= Distinct population segment =

Division of a taxonomic species under the U.S. Endangered Species Act

A distinct population segment (DPS) is the smallest division of a taxonomic species permitted to be protected under the U.S. Endangered Species Act. Species, as defined in the Act for listing purposes, is a taxonomic species or subspecies of plant or animal, or in the case of vertebrate species, a distinct population segment.

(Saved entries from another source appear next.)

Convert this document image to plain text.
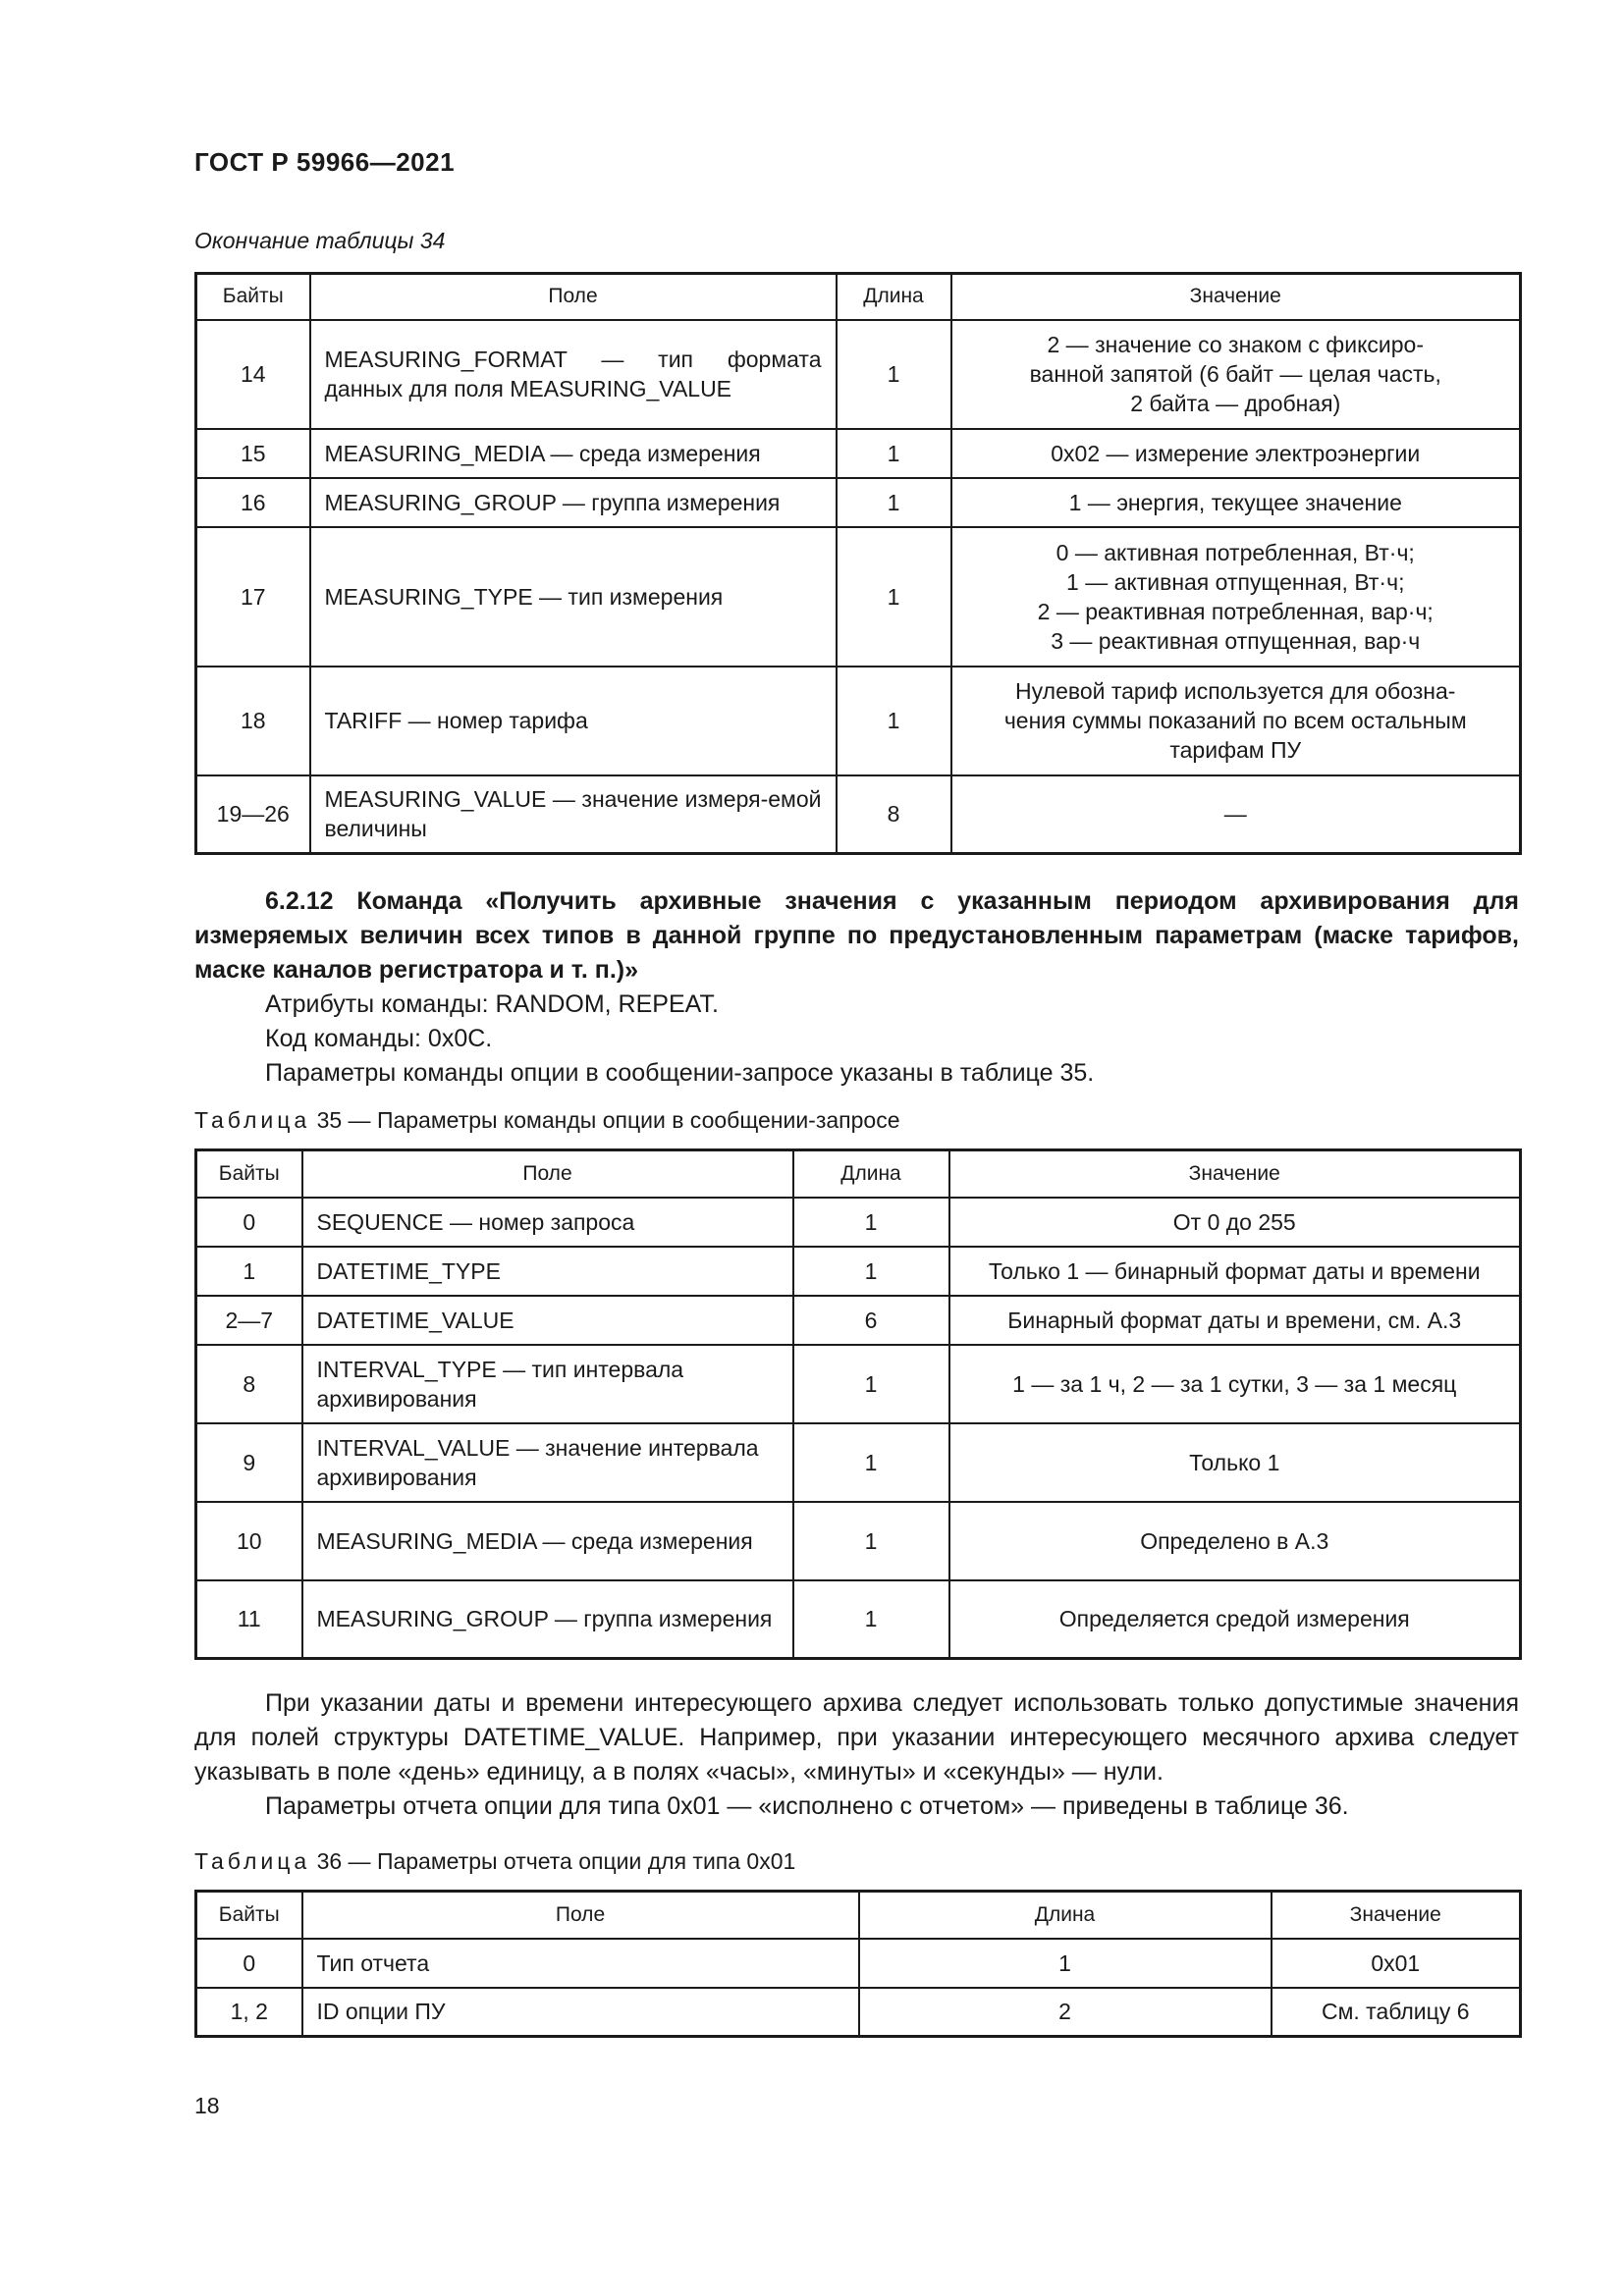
ГОСТ Р 59966—2021
Окончание таблицы 34
Байты	Поле	Длина	Значение
14	MEASURING_FORMAT — тип формата данных для поля MEASURING_VALUE	1	2 — значение со знаком с фиксиро-
ванной запятой (6 байт — целая часть,
2 байта — дробная)

15	MEASURING_MEDIA — среда измерения	1	0x02 — измерение электроэнергии
16	MEASURING_GROUP — группа измерения	1	1 — энергия, текущее значение
17	MEASURING_TYPE — тип измерения	1	0 — активная потребленная, Вт·ч;
1 — активная отпущенная, Вт·ч;
2 — реактивная потребленная, вар·ч;
3 — реактивная отпущенная, вар·ч

18	TARIFF — номер тарифа	1	Нулевой тариф используется для обозна-
чения суммы показаний по всем остальным
тарифам ПУ

19—26	MEASURING_VALUE — значение измеря-емой величины	8	—

6.2.12 Команда «Получить архивные значения с указанным периодом архивирования для измеряемых величин всех типов в данной группе по предустановленным параметрам (маске тарифов, маске каналов регистратора и т. п.)»

Атрибуты команды: RANDOM, REPEAT.

Код команды: 0x0C.

Параметры команды опции в сообщении-запросе указаны в таблице 35.

Таблица 35 — Параметры команды опции в сообщении-запросе
Байты	Поле	Длина	Значение
0	SEQUENCE — номер запроса	1	От 0 до 255
1	DATETIME_TYPE	1	Только 1 — бинарный формат даты и времени
2—7	DATETIME_VALUE	6	Бинарный формат даты и времени, см. А.3
8	INTERVAL_TYPE — тип интервала архивирования	1	1 — за 1 ч, 2 — за 1 сутки, 3 — за 1 месяц
9	INTERVAL_VALUE — значение интервала архивирования	1	Только 1
10	MEASURING_MEDIA — среда измерения	1	Определено в А.3
11	MEASURING_GROUP — группа измерения	1	Определяется средой измерения

При указании даты и времени интересующего архива следует использовать только допустимые значения для полей структуры DATETIME_VALUE. Например, при указании интересующего месячного архива следует указывать в поле «день» единицу, а в полях «часы», «минуты» и «секунды» — нули.

Параметры отчета опции для типа 0x01 — «исполнено с отчетом» — приведены в таблице 36.

Таблица 36 — Параметры отчета опции для типа 0x01
Байты	Поле	Длина	Значение
0	Тип отчета	1	0x01
1, 2	ID опции ПУ	2	См. таблицу 6
18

==Criteria for designation==
The criteria for designation of a population or group of populations as a DPS was most recently articulated in a 1996 joint USFWS-NMFS policy (61 FR 4722: February 7, 1996):

Three elements are considered in a decision regarding the status of a possible DPS as endangered or threatened under the Act. These are applied similarly for addition to the lists of endangered and threatened wildlife and plants, reclassification, and removal from the lists:

1. Discreteness of the population segment in relation to the remainder of the species to which it belongs;
2. The significance of the population segment to the species to which it belongs; and
3. The population segment's conservation status in relation to the Act's standards for listing (i.e., is the population segment, when treated as if it were a species, endangered or threatened?).

===Discreteness===
A population segment of a vertebrate species may be considered discrete if it satisfies either one of the following conditions:

1. It is markedly separated from other populations of the same taxon as a consequence of physical, physiological, ecological, or behavioral factors. Quantitative measures of genetic or morphological discontinuity may provide evidence of this separation.
2. It is delimited by international governmental boundaries within which differences in control of exploitation, management of habitat, conservation status, or regulatory mechanisms exist that are significant in light of section 4(a)(1)(D) of the Act.

===Significance===
If a population segment is considered discrete under one or more of the above conditions, its biological and ecological significance
will then be considered in light of Congressional guidance (see Senate Report 151, 96th Congress, 1st Session) that the authority to list DPSes be used "...sparingly" while encouraging the conservation of genetic diversity. In carrying out this examination, the Services [USFWS and NMFS] will consider available
scientific evidence of the discrete population segment's importance to the taxon to which it belongs. This consideration may include, but is not
limited to, the following:

1. Persistence of the discrete population segment in an ecological setting unusual or unique for the taxon,
2. Evidence that loss of the discrete population segment would result in a significant gap in the range of a taxon,
3. Evidence that the discrete population segment represents the only surviving natural occurrence of a taxon that may be more abundant elsewhere as an introduced population outside its historic range, or
4. Evidence that the discrete population segment differs markedly from other populations of the species in its genetic characteristics.
Because precise circumstances are likely to vary considerably from case to case, it is not possible to describe prospectively all the classes of
information that might bear on the biological and ecological importance of a discrete population segment.

===Status===
If a population segment is discrete and significant (i.e., it is a distinct population segment) its evaluation for endangered or threatened status will be based on the Act's definitions of those terms and a review of the factors enumerated in section 4(a)of the Act. It may be appropriate to assign different classifications to different DPSes of the same vertebrate taxon.

==Priorities==
The Fish and Wildlife Service's Listing and Recovery Priority Guidelines (48 FR 43098; September 21, 1983) generally afford DPSes the same consideration as subspecies, but when a subspecies and a DPS have the same numerical priority, the subspecies receives higher priority for listing. The Services will continue to generally accord subspecies higher priority than DPSes.

==Relationship to evolutionarily significant units (ESUs)==
In consideration of Pacific salmon for listing under the Act, NMFS has relied on the evolutionarily significant unit (ESU) concept and previous developed a policy on the definition of species under the Act (56 FR 58612– 58618; November 20, 1991). The policy applies only to species of salmonids native to the Pacific. Under this policy, a stock of Pacific salmon is considered a DPS if it represents an evolutionarily significant unit (ESU) of a biological species. A stock must satisfy two criteria to be considered an ESU: (1) It must be substantially reproductively isolated from other conspecific population units; and (2) It must represent an important component in the evolutionary legacy of the species. The 1996 joint policy considers the 1991 NMFS policy on Pacific salmon to be consistent with the joint policy, being a detailed extension of it. The joint policy further states that NMFS will continue to exercise the 1991 policy with respect to Pacific salmonids.